Though it was probably eatable in the natural state, it was usually ground in a mill or beaten in a mortar and then boiled and made into cakes. As a reminder to future generations, a vessel filled with manna was placed near the Ark of the Covenant. The name is connected with the exclamation “Man hu”, which the Israelites uttered on first seeing it. This expression since the time of the Septuagint is generally translated “What is this?”, though it should more probably be translated “Is this manna?”, or “It is manna”. A substance named mannu was known in Egypt at that time, and the resemblance of the newly fallen food to this substance would naturally call forth the exclamation and suggest the name.
Many scholars have identified the Biblical manna with the juice exuded by a variety of Tamarix gallica (Tamarix mannifera) when it is pricked by an insect (Coccus manniparus), and known to the Arabs as mann es-sama, “gift of heaven” or “heavenly manna”. But although manna in several respects answers the description of the manna of the Bible, it lacks some of its distinctive qualities. It cannot be ground or beaten in a mortar, nor can it be boiled and made into cakes. It does not decay and breed worms, but keeps indefinitely after it is collected. Besides, being almost pure sugar, it could hardly form the chief nourishment of a people for forty years. But even if the identity were certain, the phenomenon of its fall, as recorded in Exodus, could not be explained except by a miracle. For, although the tamarisk was probably more plentiful in the days of the Exodus than it is now, it could not have furnished the large quantity of manna daily required by the Israelites. Moreover, the tamarisk manna exudes only at a certain season, whereas the Biblical manna fell throughout the year; it exudes every day during its season, while the Biblical manna did not fall on the Sabbath. Most of these objections apply also to the juice exuded by the Camel’s Thorn (Alhagi Camelorum), which is sometimes considered identical with Biblical manna.
Others think they have found the true manna in a lichen, Lenora esculenta (also known as Sphaerothallia esculenta), met with in Western Asia and North Africa. It easily scales off, and being carried away by the wind sometimes falls in the form of a rain. In times of famine it is ground and mixed with other substances to make a kind of bread. But this lichen is dry and insipid, and possesses little nutritive value. The regular fall in this case, too, would be miraculous. The manna may, indeed, have been a natural substance, but we must admit a miracle at least in the manner in which it was supplied. For not only does the phenomenon resist all natural explanation, but the account of Exodus, as well as the designation “bread from heaven”, “bread of angels”, i.e. sent by the ministry of angels (Ps. lxxvii, 24, 25; Wisd., xvi, 20), plainly represents it as miraculous.

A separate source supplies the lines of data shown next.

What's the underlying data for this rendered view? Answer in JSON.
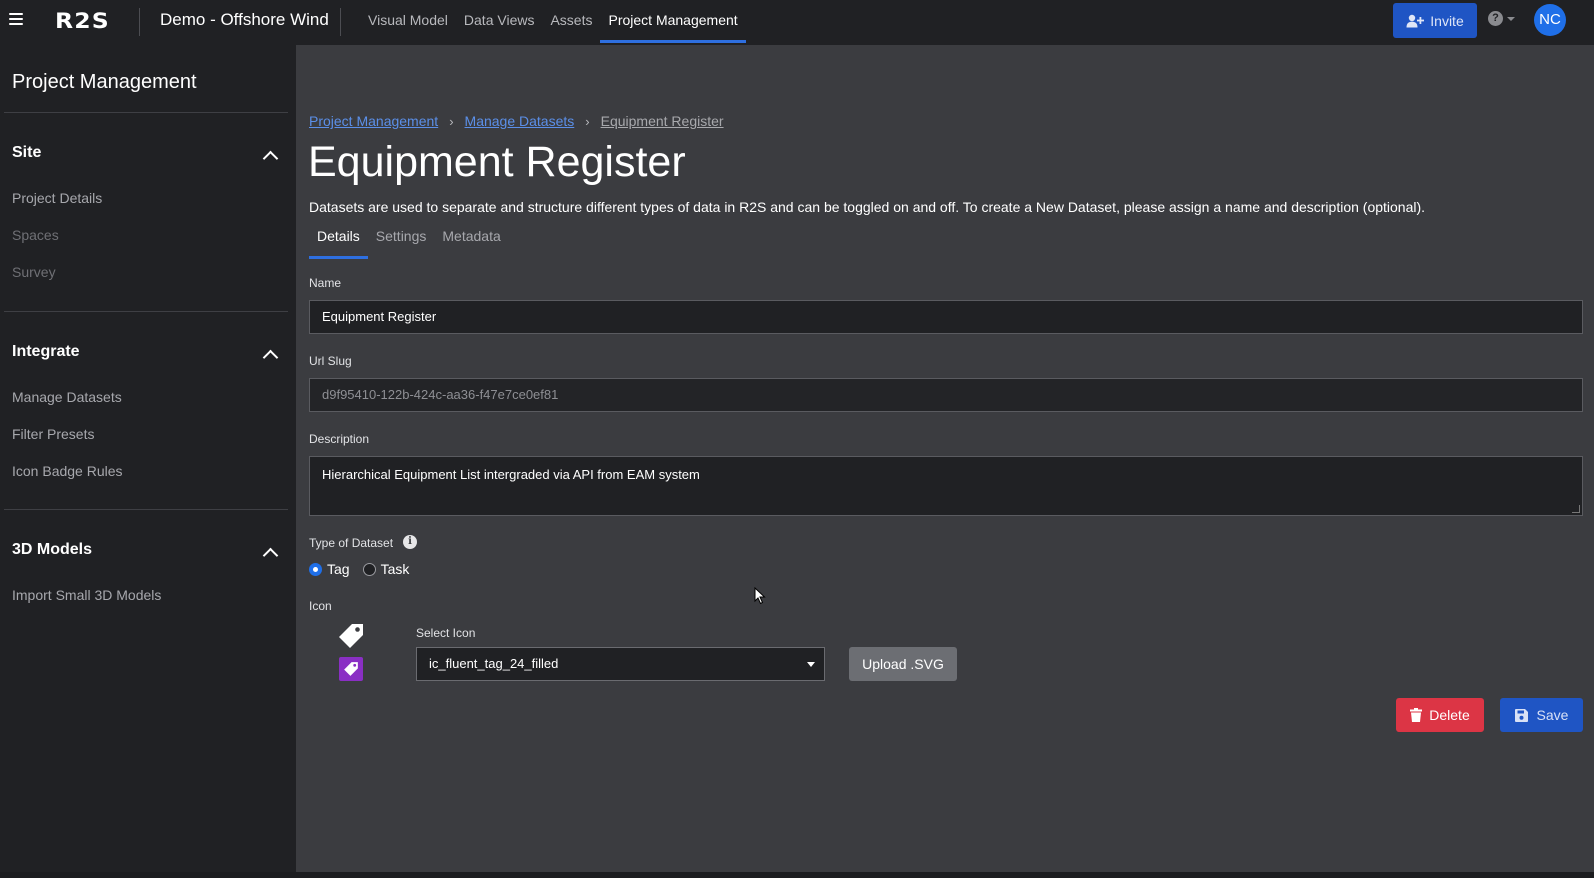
{
  "topbar": {
    "logo": "R2S",
    "project_name": "Demo - Offshore Wind",
    "nav": [
      "Visual Model",
      "Data Views",
      "Assets",
      "Project Management"
    ],
    "active_nav": "Project Management",
    "invite_label": "Invite",
    "help_glyph": "?",
    "avatar_initials": "NC"
  },
  "sidebar": {
    "title": "Project Management",
    "sections": [
      {
        "title": "Site",
        "items": [
          "Project Details",
          "Spaces",
          "Survey"
        ]
      },
      {
        "title": "Integrate",
        "items": [
          "Manage Datasets",
          "Filter Presets",
          "Icon Badge Rules"
        ]
      },
      {
        "title": "3D Models",
        "items": [
          "Import Small 3D Models"
        ]
      }
    ]
  },
  "breadcrumb": {
    "items": [
      "Project Management",
      "Manage Datasets"
    ],
    "current": "Equipment Register",
    "separator": "›"
  },
  "page": {
    "title": "Equipment Register",
    "description": "Datasets are used to separate and structure different types of data in R2S and can be toggled on and off. To create a New Dataset, please assign a name and description (optional)."
  },
  "tabs": [
    "Details",
    "Settings",
    "Metadata"
  ],
  "active_tab": "Details",
  "form": {
    "name_label": "Name",
    "name_value": "Equipment Register",
    "slug_label": "Url Slug",
    "slug_value": "d9f95410-122b-424c-aa36-f47e7ce0ef81",
    "description_label": "Description",
    "description_value": "Hierarchical Equipment List intergraded via API from EAM system",
    "type_label": "Type of Dataset",
    "type_options": [
      "Tag",
      "Task"
    ],
    "type_selected": "Tag",
    "icon_label": "Icon",
    "select_icon_label": "Select Icon",
    "select_icon_value": "ic_fluent_tag_24_filled",
    "upload_label": "Upload .SVG",
    "delete_label": "Delete",
    "save_label": "Save"
  },
  "colors": {
    "accent": "#2e6fe0",
    "primary_button": "#1f55c4",
    "danger": "#dc3545",
    "icon_badge": "#8a2fc4",
    "link": "#5b8fe8"
  },
  "icons": [
    "hamburger-icon",
    "user-plus-icon",
    "help-icon",
    "chevron-up-icon",
    "info-icon",
    "tag-icon",
    "trash-icon",
    "save-icon"
  ]
}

Christ uses the manna as the type and symbol of the Eucharistic food, which is true “bread from heaven”, and “bread of life”, i.e. life-giving bread, in a far higher sense than the manna of old (John, vi). St. Paul in calling the manna “spiritual food” (I Cor., x, 3), alludes to its symbolical significance with regard to the Eucharist as much as to its miraculous character. Hence the manna has always been a common Eucharistic symbol in Christian art and liturgy. In Apoc., ii, 17, the manna stands as the symbol of the happiness of heaven.